Nie udało nam się zagadać z tym wilkiem, ale za to Satori pilnuje żeby nam niczego nie brakowało. Ostatnio zainwestowała ze swoich wieeeeeelkich pieniędzy w specjalne salony dla każdej z nas. Rosoku miała własny salon wypełniony czerwonymi i czarnymi różami, drzewami i stolikiem po środku. Po prawej były drzwiczki, za którymi znajdowała się sala treningowa. Jej sala wyglądała jak cmentarz. Wokół były prawdziwe groby z umarłymi w środku. Mogła ćwiczyć panowanie nad nimi, oraz przelatywać przez ściany. Moja sala była obrośnięta przeróżnymi roślinami. Na środku był wielki pień (jako krzesło) i kamień (jako stół). Za moimi drzwiami znajdywały się cele, oraz dzikie rośliny, którymi mogłam panować. Miałam też możliwość skakania po różnych drzewach i wywijania fikołków pod odstającymi korzeniami. Kuroichi miała ciemną, zasłoniętą gęstą mgłą sale. Na samym środeczku były czarne krzesła i stolik w staromodnym stylu. Za drzwiami miała pułapki, które mogła omijać swoją niezwykłą szybkością. Były także manekiny, które same wypełniały się specjalnym sokiem dla wampirów(udawało to krew), aby mogła poćwiczyć wbijanie swych ostrych jak brzytwa kieł. Były także mury, na których ćwiczyła swoją siłę. Satori miała salę otoczoną piękną, lśniącą i błękitną wodą, oraz z przeróżnymi cudnymi roślinami. Na środku były krzesła i stoliki w błękitnym kolorze. Za drzwiami miała bibliotekę, którą mogła zmienić na salę treningową. Miała tam teksty różnych piosenek miłosnych, ściany do przenikania oraz tor przeszkód. Od tej pory przez cały miesiąc tam przesiadywałyśmy póki nie wypłoszył nas wielki hałas dochodzący od strony Królestwa Mrocznych Elfów. Ziemia zaczęła się trząść, a przed bramą stała zła królowa oraz moja królowa. Pomiędzy nimi stało dwóch elfów: Rifu oraz mroczny elf Kan. Nasza cała czwórka z niedowierzaniem(leżąc w stylu "kanapka") patrzyła w ich stronę. Napłynęły mi do oczu łzy na widok . Ja leżąca na samym dole przygnieciona przez dziewczyny, próbowałam się wydostać, ale żadna nie wstawała ze mnie.
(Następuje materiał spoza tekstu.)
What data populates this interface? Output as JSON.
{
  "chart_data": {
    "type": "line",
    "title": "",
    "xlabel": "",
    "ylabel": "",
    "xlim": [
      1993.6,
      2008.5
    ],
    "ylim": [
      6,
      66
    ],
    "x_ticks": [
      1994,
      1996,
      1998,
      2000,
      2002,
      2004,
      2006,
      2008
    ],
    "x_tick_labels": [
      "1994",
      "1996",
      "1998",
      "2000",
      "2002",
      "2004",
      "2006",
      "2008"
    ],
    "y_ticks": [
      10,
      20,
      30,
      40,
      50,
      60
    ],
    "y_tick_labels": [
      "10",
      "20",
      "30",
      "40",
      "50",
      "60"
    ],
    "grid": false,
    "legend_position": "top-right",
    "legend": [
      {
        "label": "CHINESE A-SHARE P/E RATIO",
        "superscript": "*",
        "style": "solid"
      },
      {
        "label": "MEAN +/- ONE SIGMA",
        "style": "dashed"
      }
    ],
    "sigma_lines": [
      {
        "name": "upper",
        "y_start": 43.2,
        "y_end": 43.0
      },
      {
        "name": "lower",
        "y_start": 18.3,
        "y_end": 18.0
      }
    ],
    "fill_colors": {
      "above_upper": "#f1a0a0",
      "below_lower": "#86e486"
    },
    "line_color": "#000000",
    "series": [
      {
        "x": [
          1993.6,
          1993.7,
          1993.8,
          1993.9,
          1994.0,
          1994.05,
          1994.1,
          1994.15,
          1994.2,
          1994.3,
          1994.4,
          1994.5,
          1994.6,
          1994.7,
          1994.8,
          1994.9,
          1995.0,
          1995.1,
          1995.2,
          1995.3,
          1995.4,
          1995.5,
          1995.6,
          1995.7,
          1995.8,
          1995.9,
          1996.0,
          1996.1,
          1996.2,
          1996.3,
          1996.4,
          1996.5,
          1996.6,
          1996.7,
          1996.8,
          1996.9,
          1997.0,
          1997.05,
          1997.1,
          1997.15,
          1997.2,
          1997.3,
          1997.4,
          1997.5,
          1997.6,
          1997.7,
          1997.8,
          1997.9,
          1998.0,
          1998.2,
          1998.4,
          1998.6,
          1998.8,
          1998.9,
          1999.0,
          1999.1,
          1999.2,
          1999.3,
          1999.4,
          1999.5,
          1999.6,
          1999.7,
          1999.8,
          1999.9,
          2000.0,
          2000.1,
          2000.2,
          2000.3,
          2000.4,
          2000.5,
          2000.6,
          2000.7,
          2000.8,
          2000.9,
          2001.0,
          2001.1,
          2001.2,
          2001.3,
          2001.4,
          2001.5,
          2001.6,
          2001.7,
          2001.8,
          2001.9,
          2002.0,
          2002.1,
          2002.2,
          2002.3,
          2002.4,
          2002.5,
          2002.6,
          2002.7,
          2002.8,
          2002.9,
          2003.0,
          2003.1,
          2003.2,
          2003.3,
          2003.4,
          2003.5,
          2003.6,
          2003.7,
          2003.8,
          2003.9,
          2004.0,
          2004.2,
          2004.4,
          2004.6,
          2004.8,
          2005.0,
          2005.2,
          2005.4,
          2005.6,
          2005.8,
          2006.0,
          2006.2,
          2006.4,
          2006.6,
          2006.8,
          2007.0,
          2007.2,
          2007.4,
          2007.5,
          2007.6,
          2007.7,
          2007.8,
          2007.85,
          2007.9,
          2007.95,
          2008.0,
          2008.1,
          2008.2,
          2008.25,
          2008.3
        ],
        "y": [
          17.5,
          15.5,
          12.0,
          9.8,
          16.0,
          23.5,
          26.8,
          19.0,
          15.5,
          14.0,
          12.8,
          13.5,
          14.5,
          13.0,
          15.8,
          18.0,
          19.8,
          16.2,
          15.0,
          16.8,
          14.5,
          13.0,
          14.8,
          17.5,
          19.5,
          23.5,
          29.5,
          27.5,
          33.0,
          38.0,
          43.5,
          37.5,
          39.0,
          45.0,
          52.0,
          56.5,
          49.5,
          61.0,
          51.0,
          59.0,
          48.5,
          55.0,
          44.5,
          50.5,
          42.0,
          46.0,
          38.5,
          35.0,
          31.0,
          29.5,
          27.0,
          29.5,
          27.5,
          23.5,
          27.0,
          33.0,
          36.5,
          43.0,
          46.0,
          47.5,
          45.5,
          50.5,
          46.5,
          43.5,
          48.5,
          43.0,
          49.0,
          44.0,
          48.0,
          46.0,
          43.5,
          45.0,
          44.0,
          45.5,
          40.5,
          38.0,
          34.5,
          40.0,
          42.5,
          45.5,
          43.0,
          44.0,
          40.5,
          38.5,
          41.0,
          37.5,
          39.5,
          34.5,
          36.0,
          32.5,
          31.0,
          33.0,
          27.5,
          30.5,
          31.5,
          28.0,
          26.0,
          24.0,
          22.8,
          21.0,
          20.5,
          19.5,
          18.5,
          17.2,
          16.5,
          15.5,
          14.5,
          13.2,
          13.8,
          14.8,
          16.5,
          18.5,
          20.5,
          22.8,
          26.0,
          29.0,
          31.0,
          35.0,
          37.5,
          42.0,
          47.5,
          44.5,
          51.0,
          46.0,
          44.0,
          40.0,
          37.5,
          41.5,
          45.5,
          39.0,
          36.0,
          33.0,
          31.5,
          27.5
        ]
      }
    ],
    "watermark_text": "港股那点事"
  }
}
Królowe patrzyły na nas jak na idiotki. Rosoku się opamiętała wstała i krzyknęła:
- Ej! Co się tak gapicie!? >:/
- Rosoku to królowe... Zachowuj się - patrzyła z oburzeniem Satori
- No i?! To mój zamek! Ciesz się, że cię jeszcze stąd nie wyrzuciłam!
- CICHO BĄDŹCIE! - krzyknęłam z całych sił
Satori -----> O.o o.O <----- Rosoku
- Mogłybyśmy wejść dziewczęta? Chcemy pokojowo porozmawiać - odpowiedziała moja królowa
- Hm... Patrząc na Emere i jej smutne spojrzenie... No dobra... Ale nic mi nie popsujcie!
Po czym otworzyła bramę i weszłyśmy do sali Rosoku. Tam zaczęła się rozmowa. Patrząc na ich miny była poważna... Ale zamiast słuchać tuliłam się do Rifu i usłyszałam tylko kilka rzeczy:
- Wiem jak ci zależy na Rifoninofinincie(jego pełne imię) Emerarudorifu. Więc postanowiliśmy pojmać złego księcia gdy przechodzi obok naszego królestwa. Zostanie naszym okupem w zamian za Rifoninofina oraz muszą się poddać.
- Tego chłopaczka mogę oddać ale mam się jeszcze poddać?! O nie! Nie ma mowy!
- W takim razie nie zobaczysz już Kana, a Rifoninofina zabierzemy.
- Jeszcze się zastanowię a go sobie bierzcie!
I zła królowa wyszła z pośpiechem. Przez pewien czas się nadal tuliłam do Rifu ale...







Loading...






Loading...






Loading...




























-Rifu zostaje!!!!!!!!!!!!!!!!!!!!!!!!!!!!!!!!!!!!!!!!!!!!!!!!!!!!!!!!!!!!!!!!!!!!!!!!!!*cmok!*
- Ty to masz refleks... - z parsknięciem odpowiedziała Rosoku
- I to się w tobie przez te trzy lata nie zmieniło! - odpowiedział uśmiechnięty jak nigdy Rifu
- Ale czy to znaczy, że się już rozstaniemy? Rifu jest wolny... - odpowiedziała nie wzruszona tym Kuroichi
- ...
- ...
- ...
- ? (Rifu) Zła królowa zawsze może zmienić zdanie i się nie poddać. Warto być nadal gotowym.
- Masz racje... - odpowiedziała Rosoku i patrząc na wszystkich z nadzieją w oczach
Wskoczyłam na stolik i jak przywódczyni dodałam:
- Od dziś będziemy więcej trenować!
I wszyscy razem z królową spojrzeli na mnie z szerokim uśmiechem.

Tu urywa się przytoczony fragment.